Linda Ann’s Answer
There is a serious problem with grade inflation in the last decade or so across the USA. So while GPA may be an indicator of your dedication to your studies and what you've learned, it may not. It depends upon the faculty members whose classes you enrolled in. Many employers know about this problem and put less weight on GPA than they have in previous generations.
You can probably anticipate where I am going with this answer: Internships probably carry more weight with many employers because of the problem with grade inflation I have mentioned in the first paragraph. Assuming of course that your internship was at least one semester long AND that you were given meaningful opportunities to apply what you've learned in some of your college courses, the person(s) who were responsible for supervising your internship would be a better gauge of your 'soft skills' than would a college professor when it comes to letters of recommendation!

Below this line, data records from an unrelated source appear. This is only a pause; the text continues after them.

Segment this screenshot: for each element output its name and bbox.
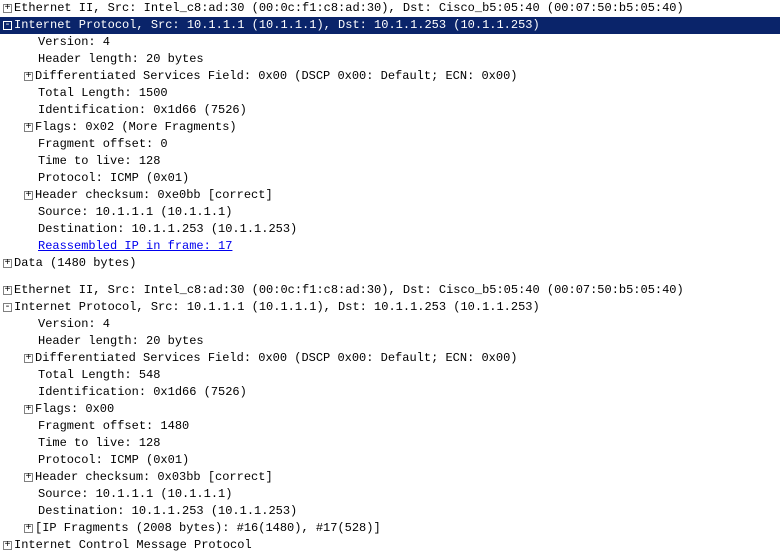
expand-icon[interactable]: + (3, 4, 12, 13)
ip-header-row[interactable]: - Internet Protocol, Src: 10.1.1.1 (10.1… (0, 299, 780, 316)
field-row[interactable]: Source: 10.1.1.1 (10.1.1.1) (0, 486, 780, 503)
expand-icon[interactable]: + (24, 354, 33, 363)
field-row[interactable]: Reassembled IP in frame: 17 (0, 238, 780, 255)
identification-field: Identification: 0x1d66 (7526) (38, 384, 247, 401)
field-row[interactable]: Header length: 20 bytes (0, 51, 780, 68)
fragment-offset-field: Fragment offset: 1480 (38, 418, 189, 435)
field-row[interactable]: + Header checksum: 0xe0bb [correct] (0, 187, 780, 204)
field-row[interactable]: Fragment offset: 0 (0, 136, 780, 153)
separator (0, 272, 780, 282)
ip-header-text: Internet Protocol, Src: 10.1.1.1 (10.1.1… (14, 299, 540, 316)
ip-header-text: Internet Protocol, Src: 10.1.1.1 (10.1.1… (14, 17, 540, 34)
field-row[interactable]: Protocol: ICMP (0x01) (0, 170, 780, 187)
expand-icon[interactable]: + (24, 191, 33, 200)
source-field: Source: 10.1.1.1 (10.1.1.1) (38, 204, 232, 221)
field-row[interactable]: Total Length: 548 (0, 367, 780, 384)
ethernet-header-row[interactable]: + Ethernet II, Src: Intel_c8:ad:30 (00:0… (0, 282, 780, 299)
expand-icon[interactable]: + (24, 524, 33, 533)
field-row[interactable]: + Flags: 0x00 (0, 401, 780, 418)
data-header-text: Data (1480 bytes) (14, 255, 136, 272)
total-length-field: Total Length: 1500 (38, 85, 168, 102)
header-length-field: Header length: 20 bytes (38, 51, 204, 68)
field-row[interactable]: Destination: 10.1.1.253 (10.1.1.253) (0, 221, 780, 238)
expand-icon[interactable]: + (24, 72, 33, 81)
expand-icon[interactable]: + (24, 123, 33, 132)
collapse-icon[interactable]: - (3, 21, 12, 30)
ethernet-header-text: Ethernet II, Src: Intel_c8:ad:30 (00:0c:… (14, 282, 684, 299)
ethernet-header-text: Ethernet II, Src: Intel_c8:ad:30 (00:0c:… (14, 0, 684, 17)
field-row[interactable]: Time to live: 128 (0, 435, 780, 452)
source-field: Source: 10.1.1.1 (10.1.1.1) (38, 486, 232, 503)
expand-icon[interactable]: + (3, 259, 12, 268)
icmp-header-row[interactable]: + Internet Control Message Protocol (0, 537, 780, 554)
dsf-field: Differentiated Services Field: 0x00 (DSC… (35, 68, 517, 85)
expand-icon[interactable]: + (24, 405, 33, 414)
icmp-header-text: Internet Control Message Protocol (14, 537, 252, 554)
field-row[interactable]: Time to live: 128 (0, 153, 780, 170)
protocol-field: Protocol: ICMP (0x01) (38, 170, 189, 187)
fragment-offset-field: Fragment offset: 0 (38, 136, 168, 153)
field-row[interactable]: + [IP Fragments (2008 bytes): #16(1480),… (0, 520, 780, 537)
destination-field: Destination: 10.1.1.253 (10.1.1.253) (38, 503, 297, 520)
checksum-field: Header checksum: 0x03bb [correct] (35, 469, 273, 486)
dsf-field: Differentiated Services Field: 0x00 (DSC… (35, 350, 517, 367)
field-row[interactable]: + Flags: 0x02 (More Fragments) (0, 119, 780, 136)
field-row[interactable]: Fragment offset: 1480 (0, 418, 780, 435)
reassembled-link[interactable]: Reassembled IP in frame: 17 (38, 238, 232, 255)
expand-icon[interactable]: + (3, 541, 12, 550)
field-row[interactable]: Version: 4 (0, 34, 780, 51)
field-row[interactable]: + Differentiated Services Field: 0x00 (D… (0, 350, 780, 367)
field-row[interactable]: + Header checksum: 0x03bb [correct] (0, 469, 780, 486)
expand-icon[interactable]: + (24, 473, 33, 482)
packet-details-pane: + Ethernet II, Src: Intel_c8:ad:30 (00:0… (0, 0, 780, 554)
collapse-icon[interactable]: - (3, 303, 12, 312)
field-row[interactable]: Total Length: 1500 (0, 85, 780, 102)
version-field: Version: 4 (38, 34, 110, 51)
flags-field: Flags: 0x00 (35, 401, 114, 418)
field-row[interactable]: Header length: 20 bytes (0, 333, 780, 350)
protocol-field: Protocol: ICMP (0x01) (38, 452, 189, 469)
field-row[interactable]: Destination: 10.1.1.253 (10.1.1.253) (0, 503, 780, 520)
field-row[interactable]: + Differentiated Services Field: 0x00 (D… (0, 68, 780, 85)
ethernet-header-row[interactable]: + Ethernet II, Src: Intel_c8:ad:30 (00:0… (0, 0, 780, 17)
destination-field: Destination: 10.1.1.253 (10.1.1.253) (38, 221, 297, 238)
identification-field: Identification: 0x1d66 (7526) (38, 102, 247, 119)
total-length-field: Total Length: 548 (38, 367, 160, 384)
field-row[interactable]: Identification: 0x1d66 (7526) (0, 102, 780, 119)
header-length-field: Header length: 20 bytes (38, 333, 204, 350)
field-row[interactable]: Identification: 0x1d66 (7526) (0, 384, 780, 401)
version-field: Version: 4 (38, 316, 110, 333)
ttl-field: Time to live: 128 (38, 435, 160, 452)
ip-header-row-selected[interactable]: - Internet Protocol, Src: 10.1.1.1 (10.1… (0, 17, 780, 34)
data-header-row[interactable]: + Data (1480 bytes) (0, 255, 780, 272)
checksum-field: Header checksum: 0xe0bb [correct] (35, 187, 273, 204)
ttl-field: Time to live: 128 (38, 153, 160, 170)
expand-icon[interactable]: + (3, 286, 12, 295)
flags-field: Flags: 0x02 (More Fragments) (35, 119, 237, 136)
field-row[interactable]: Protocol: ICMP (0x01) (0, 452, 780, 469)
field-row[interactable]: Version: 4 (0, 316, 780, 333)
fragments-field: [IP Fragments (2008 bytes): #16(1480), #… (35, 520, 381, 537)
field-row[interactable]: Source: 10.1.1.1 (10.1.1.1) (0, 204, 780, 221)
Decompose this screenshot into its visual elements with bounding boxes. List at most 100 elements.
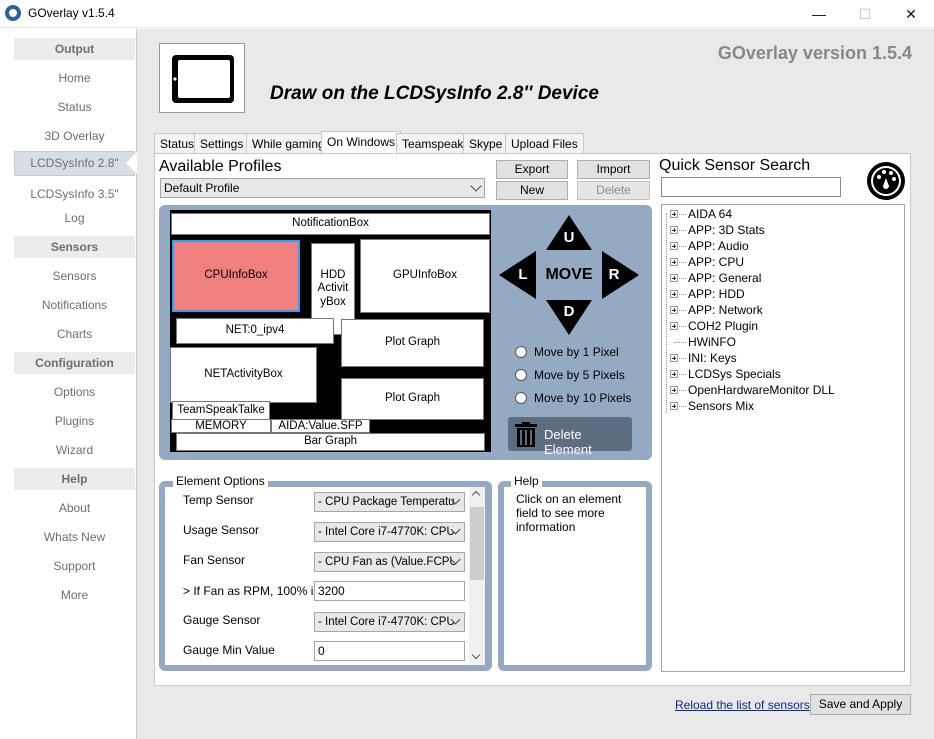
version-label: GOverlay version 1.5.4 [717,43,912,63]
sidebar-item-3d-overlay[interactable]: 3D Overlay [14,125,135,147]
sidebar-item-sensors[interactable]: Sensors [14,265,135,287]
expand-icon[interactable] [670,274,678,282]
element-plot-graph-2[interactable]: Plot Graph [341,378,484,420]
sidebar-item-home[interactable]: Home [14,67,135,89]
expand-icon[interactable] [670,306,678,314]
expand-icon[interactable] [670,210,678,218]
expand-icon[interactable] [670,322,678,330]
scrollbar-thumb[interactable] [470,507,484,580]
temp-sensor-select[interactable]: - CPU Package Temperatu [314,492,465,512]
sidebar-item-more[interactable]: More [14,584,135,606]
sidebar-item-log[interactable]: Log [14,207,135,229]
tab-skype[interactable]: Skype [463,133,509,154]
element-memory[interactable]: MEMORY [171,419,271,433]
move-10-pixels-option[interactable]: Move by 10 Pixels [515,391,645,407]
expand-icon[interactable] [670,370,678,378]
import-button[interactable]: Import [577,160,650,179]
tab-settings[interactable]: Settings [194,133,250,154]
tab-while-gaming[interactable]: While gaming [246,133,331,154]
usage-sensor-select[interactable]: - Intel Core i7-4770K: CPU [314,522,465,542]
element-netactivitybox[interactable]: NETActivityBox [170,347,317,403]
element-gpuinfobox[interactable]: GPUInfoBox [360,239,490,313]
radio-icon [515,369,527,381]
sensor-tree[interactable]: AIDA 64 APP: 3D Stats APP: Audio APP: CP… [661,204,905,672]
sidebar-item-plugins[interactable]: Plugins [14,410,135,432]
sidebar-header-sensors: Sensors [14,236,135,258]
element-plot-graph-1[interactable]: Plot Graph [341,319,484,367]
sidebar-header-output: Output [14,38,135,60]
quick-search-input[interactable] [661,177,841,197]
active-pointer-icon [126,152,137,174]
radio-icon [515,346,527,358]
chevron-down-icon[interactable] [471,650,481,660]
element-net-ipv4[interactable]: NET:0_ipv4 [176,318,334,344]
sidebar-item-lcdsysinfo-35[interactable]: LCDSysInfo 3.5" [14,183,135,205]
expand-icon[interactable] [670,242,678,250]
usage-sensor-label: Usage Sensor [183,523,260,537]
gauge-icon[interactable] [866,161,906,201]
tab-strip: Status Settings While gaming On Windows … [154,131,584,154]
gauge-sensor-select[interactable]: - Intel Core i7-4770K: CPU [314,612,465,632]
expand-icon[interactable] [670,258,678,266]
close-button[interactable]: ✕ [888,0,934,28]
chevron-up-icon[interactable] [471,490,481,500]
sidebar-item-whats-new[interactable]: Whats New [14,526,135,548]
element-cpuinfobox[interactable]: CPUInfoBox [172,240,300,312]
help-title: Help [511,474,542,488]
tab-upload-files[interactable]: Upload Files [505,133,584,154]
gauge-min-label: Gauge Min Value [183,643,275,657]
delete-element-button[interactable]: Delete Element [508,417,632,457]
sidebar-item-status[interactable]: Status [14,96,135,118]
move-left-button[interactable]: L [513,266,533,283]
window-title: GOverlay v1.5.4 [28,6,115,20]
profiles-heading: Available Profiles [159,158,282,175]
delete-element-label: Delete Element [544,427,592,457]
maximize-button[interactable]: ☐ [842,0,888,28]
move-up-button[interactable]: U [559,229,579,246]
sidebar-item-wizard[interactable]: Wizard [14,439,135,461]
app-icon [5,5,21,21]
export-button[interactable]: Export [496,160,568,179]
tablet-icon [172,55,234,103]
delete-profile-button[interactable]: Delete [577,181,650,200]
options-scrollbar[interactable] [469,487,485,665]
new-button[interactable]: New [496,181,568,200]
element-notificationbox[interactable]: NotificationBox [171,213,490,235]
fan-sensor-select[interactable]: - CPU Fan as (Value.FCPU [314,552,465,572]
fan-rpm-input[interactable]: 3200 [314,581,465,601]
move-1-pixel-option[interactable]: Move by 1 Pixel [515,345,645,361]
expand-icon[interactable] [670,354,678,362]
element-options-title: Element Options [173,474,268,488]
chevron-down-icon [470,180,482,192]
expand-icon[interactable] [670,386,678,394]
expand-icon[interactable] [670,226,678,234]
move-5-pixels-option[interactable]: Move by 5 Pixels [515,368,645,384]
sidebar-item-about[interactable]: About [14,497,135,519]
tab-on-windows[interactable]: On Windows [321,131,402,154]
sidebar-item-options[interactable]: Options [14,381,135,403]
help-text: Click on an element field to see more in… [516,492,622,534]
sidebar-item-notifications[interactable]: Notifications [14,294,135,316]
sidebar-header-configuration: Configuration [14,352,135,374]
element-teamspeak[interactable]: TeamSpeakTalke [172,401,270,420]
reload-sensors-link[interactable]: Reload the list of sensors [675,698,810,712]
sidebar-item-lcdsysinfo-28[interactable]: LCDSysInfo 2.8" [14,151,135,176]
expand-icon[interactable] [670,290,678,298]
sidebar-item-charts[interactable]: Charts [14,323,135,345]
profile-select[interactable]: Default Profile [160,178,485,198]
quick-search-heading: Quick Sensor Search [659,157,811,174]
save-and-apply-button[interactable]: Save and Apply [810,694,911,715]
element-aida-value[interactable]: AIDA:Value.SFP [271,419,370,433]
tab-teamspeak[interactable]: Teamspeak [396,133,470,154]
profile-select-value: Default Profile [164,181,240,195]
move-label: MOVE [545,266,593,283]
device-heading: Draw on the LCDSysInfo 2.8'' Device [270,83,599,104]
move-down-button[interactable]: D [559,303,579,320]
expand-icon[interactable] [670,402,678,410]
element-bar-graph[interactable]: Bar Graph [176,433,485,451]
move-right-button[interactable]: R [604,266,624,283]
minimize-button[interactable]: — [796,0,842,28]
sidebar-item-support[interactable]: Support [14,555,135,577]
element-options-panel [165,487,470,665]
gauge-min-input[interactable]: 0 [314,641,465,661]
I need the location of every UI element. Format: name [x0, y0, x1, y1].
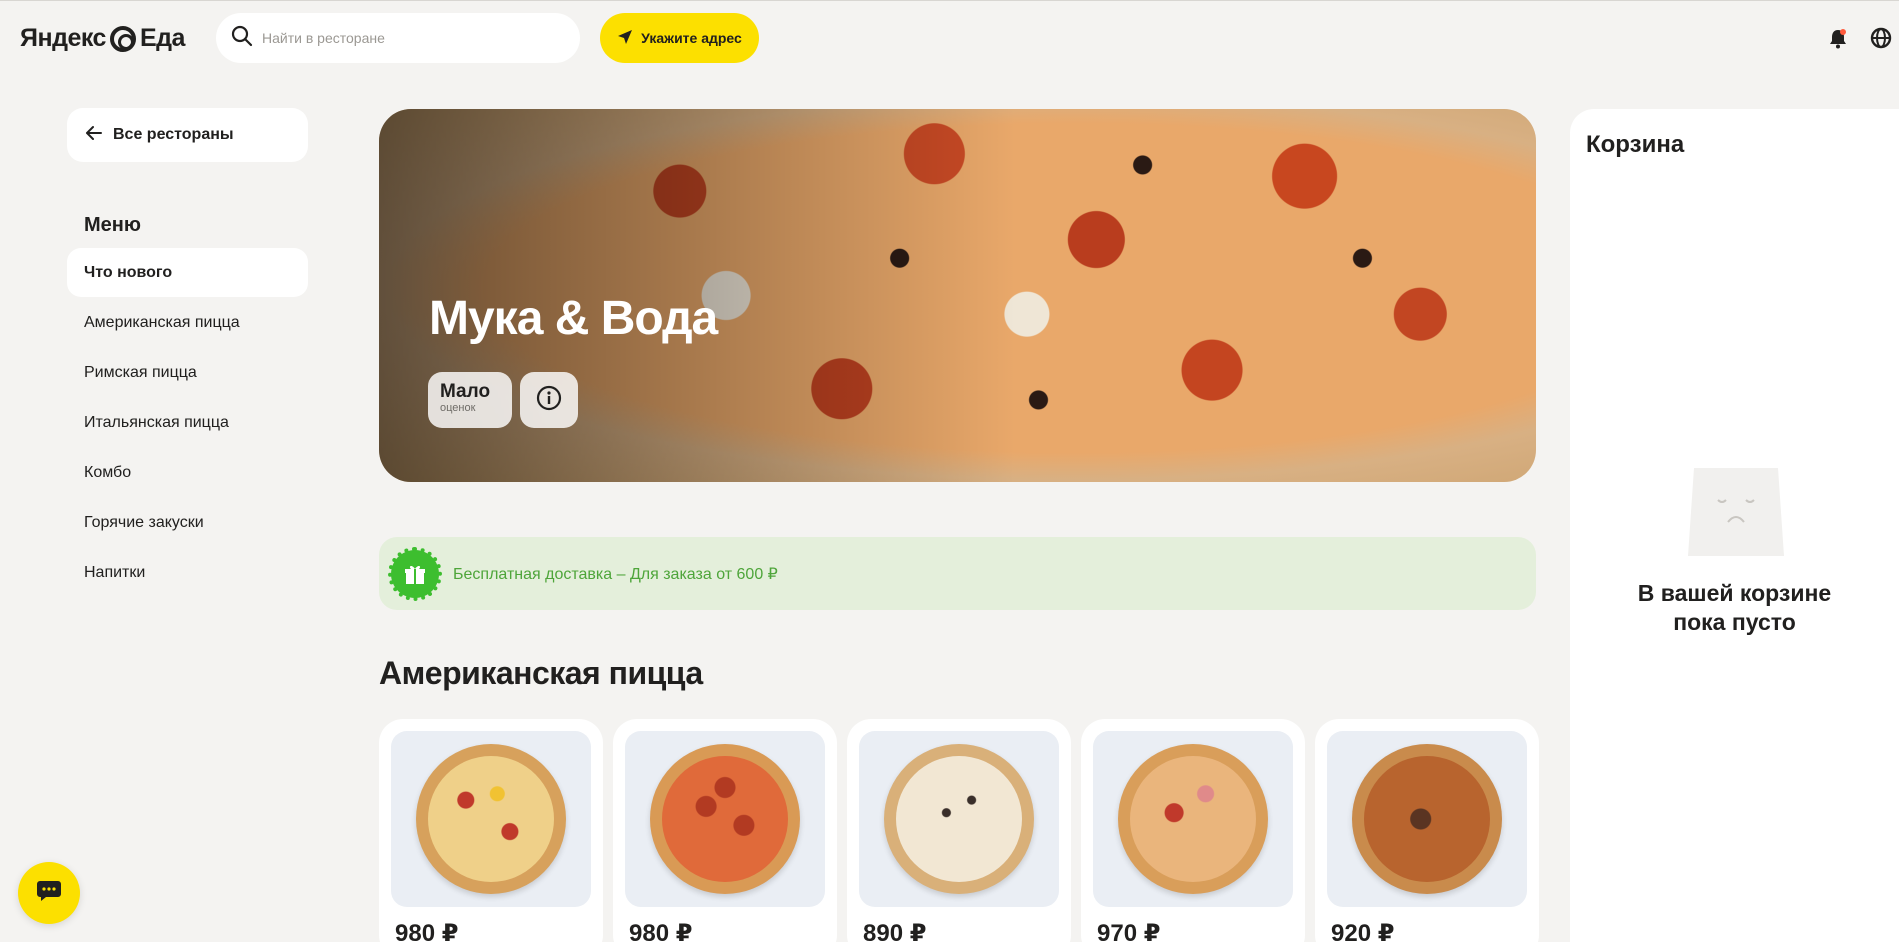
- menu-title: Меню: [84, 214, 141, 236]
- product-image: [859, 731, 1059, 907]
- product-card[interactable]: 920 ₽: [1315, 719, 1539, 942]
- product-image: [1093, 731, 1293, 907]
- top-divider: [0, 0, 1899, 1]
- product-card[interactable]: 980 ₽: [379, 719, 603, 942]
- product-price: 970 ₽: [1097, 920, 1161, 942]
- rating-value: Мало: [440, 381, 491, 402]
- cart-panel: Корзина В вашей корзине пока пусто: [1570, 109, 1899, 942]
- product-image: [391, 731, 591, 907]
- product-image: [1327, 731, 1527, 907]
- product-card[interactable]: 890 ₽: [847, 719, 1071, 942]
- gift-icon: [388, 546, 442, 601]
- address-button-label: Укажите адрес: [641, 30, 742, 46]
- empty-bag-icon: [1688, 464, 1784, 556]
- logo-text-eda: Еда: [139, 24, 185, 52]
- restaurant-name: Мука & Вода: [429, 292, 718, 345]
- menu-item-combo[interactable]: Комбо: [67, 448, 308, 497]
- menu-item-american-pizza[interactable]: Американская пицца: [67, 298, 308, 347]
- pizza-image: [884, 744, 1034, 894]
- menu-item-hot-snacks[interactable]: Горячие закуски: [67, 498, 308, 547]
- product-price: 920 ₽: [1331, 920, 1395, 942]
- restaurant-hero-banner: Мука & Вода Мало оценок: [379, 109, 1536, 482]
- chat-bubble-icon: [36, 879, 62, 908]
- search-bar[interactable]: [216, 13, 580, 63]
- menu-category-list: Что нового Американская пицца Римская пи…: [67, 248, 308, 598]
- rating-caption: оценок: [440, 402, 476, 414]
- product-price: 980 ₽: [629, 920, 693, 942]
- rating-chip[interactable]: Мало оценок: [428, 372, 512, 428]
- free-delivery-promo[interactable]: Бесплатная доставка – Для заказа от 600 …: [379, 537, 1536, 610]
- product-card[interactable]: 980 ₽: [613, 719, 837, 942]
- section-title-american-pizza: Американская пицца: [379, 655, 703, 691]
- pizza-image: [650, 744, 800, 894]
- cart-empty-line-2: пока пусто: [1673, 609, 1796, 635]
- language-globe-icon[interactable]: [1869, 26, 1893, 50]
- product-cards-row: 980 ₽ 980 ₽ 890 ₽ 970 ₽ 920 ₽: [379, 719, 1539, 942]
- specify-address-button[interactable]: Укажите адрес: [600, 13, 759, 63]
- all-restaurants-button[interactable]: Все рестораны: [67, 108, 308, 162]
- notification-bell-icon[interactable]: [1826, 26, 1850, 50]
- pizza-image: [1352, 744, 1502, 894]
- menu-item-drinks[interactable]: Напитки: [67, 548, 308, 597]
- logo-text-yandex: Яндекс: [20, 24, 106, 52]
- arrow-left-icon: [85, 124, 103, 147]
- support-chat-button[interactable]: [18, 862, 80, 924]
- yandex-eda-logo[interactable]: Яндекс Еда: [20, 24, 185, 53]
- info-icon: [536, 385, 562, 416]
- cart-empty-message: В вашей корзине пока пусто: [1570, 579, 1899, 637]
- pizza-image: [416, 744, 566, 894]
- all-restaurants-label: Все рестораны: [113, 126, 234, 143]
- search-input[interactable]: [262, 30, 562, 46]
- menu-item-italian-pizza[interactable]: Итальянская пицца: [67, 398, 308, 447]
- pizza-image: [1118, 744, 1268, 894]
- location-arrow-icon: [617, 29, 633, 48]
- cart-empty-line-1: В вашей корзине: [1637, 580, 1832, 606]
- product-image: [625, 731, 825, 907]
- restaurant-info-button[interactable]: [520, 372, 578, 428]
- menu-item-roman-pizza[interactable]: Римская пицца: [67, 348, 308, 397]
- product-price: 980 ₽: [395, 920, 459, 942]
- search-icon: [230, 24, 254, 53]
- logo-at-icon: [109, 25, 136, 52]
- menu-item-whats-new[interactable]: Что нового: [67, 248, 308, 297]
- cart-title: Корзина: [1586, 131, 1685, 158]
- promo-text: Бесплатная доставка – Для заказа от 600 …: [453, 565, 778, 583]
- product-price: 890 ₽: [863, 920, 927, 942]
- product-card[interactable]: 970 ₽: [1081, 719, 1305, 942]
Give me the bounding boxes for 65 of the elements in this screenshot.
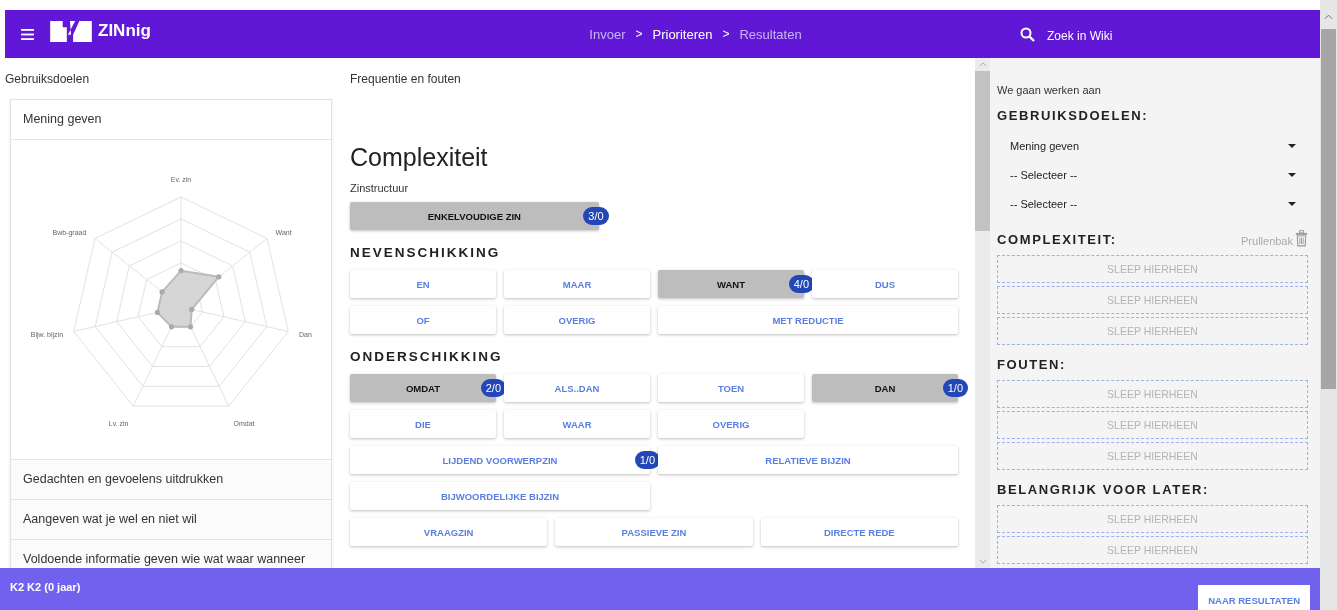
goal-item[interactable]: Mening geven	[11, 100, 331, 140]
caret-icon	[1288, 201, 1296, 206]
drop-zone[interactable]: SLEEP HIERHEEN	[997, 505, 1308, 533]
breadcrumb-separator: >	[635, 27, 643, 41]
category-button[interactable]: ALS..DAN	[504, 374, 650, 402]
trash-label: Prullenbak	[1241, 235, 1293, 247]
category-button[interactable]: WAAR	[504, 410, 650, 438]
drop-zone[interactable]: SLEEP HIERHEEN	[997, 317, 1308, 345]
category-button[interactable]: OVERIG	[658, 410, 804, 438]
category-button[interactable]: OF	[350, 306, 496, 334]
column-label: Gebruiksdoelen	[5, 71, 91, 88]
drop-zone[interactable]: SLEEP HIERHEEN	[997, 380, 1308, 408]
count-badge: 3/0	[583, 207, 609, 225]
breadcrumb-step[interactable]: Prioriteren	[652, 26, 713, 42]
goal-item[interactable]: Aangeven wat je wel en niet wil	[11, 500, 331, 540]
intro-text: We gaan werken aan	[997, 84, 1102, 96]
student-name: K2 K2 (0 jaar)	[10, 581, 81, 593]
category-button[interactable]: MET REDUCTIE	[658, 306, 958, 334]
category-button[interactable]: BIJWOORDELIJKE BIJZIN	[350, 482, 650, 510]
app-name: ZINnig	[98, 21, 151, 41]
category-button[interactable]: DIE	[350, 410, 496, 438]
caret-icon	[1288, 172, 1296, 177]
section-heading: FOUTEN:	[997, 357, 1066, 372]
category-button[interactable]: MAAR	[504, 270, 650, 298]
category-button[interactable]: VRAAGZIN	[350, 518, 548, 546]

By 'soft skills' I mean such things as verbal communication, tact and courtesy, industriousness, perseverance and social skills (respect for peers and administrative superiors).
I wish you much success in finding an appropriate internship that helps you to develop in a high caliber professional!
This professional recommends the following next steps:
- Speak with your Academic Adviser about internship opportunities in your geographic region. Don't however just rely upon your Adviser.
- Do an internet search for "internships" at various company's websites. Such internships are somethings listed under employment opportunities!
- Attend Career Fairs offered by the Career Counseling Office. Internships might be available through the Career Counseling Offices!!! So, get to know the staff there - they are a very valuable resource for landing your first job as well.
- Attend resume writing workshops and interviewing skills workshops - often offered by the Career Counseling Office.
- Be persistent in looking for an internship.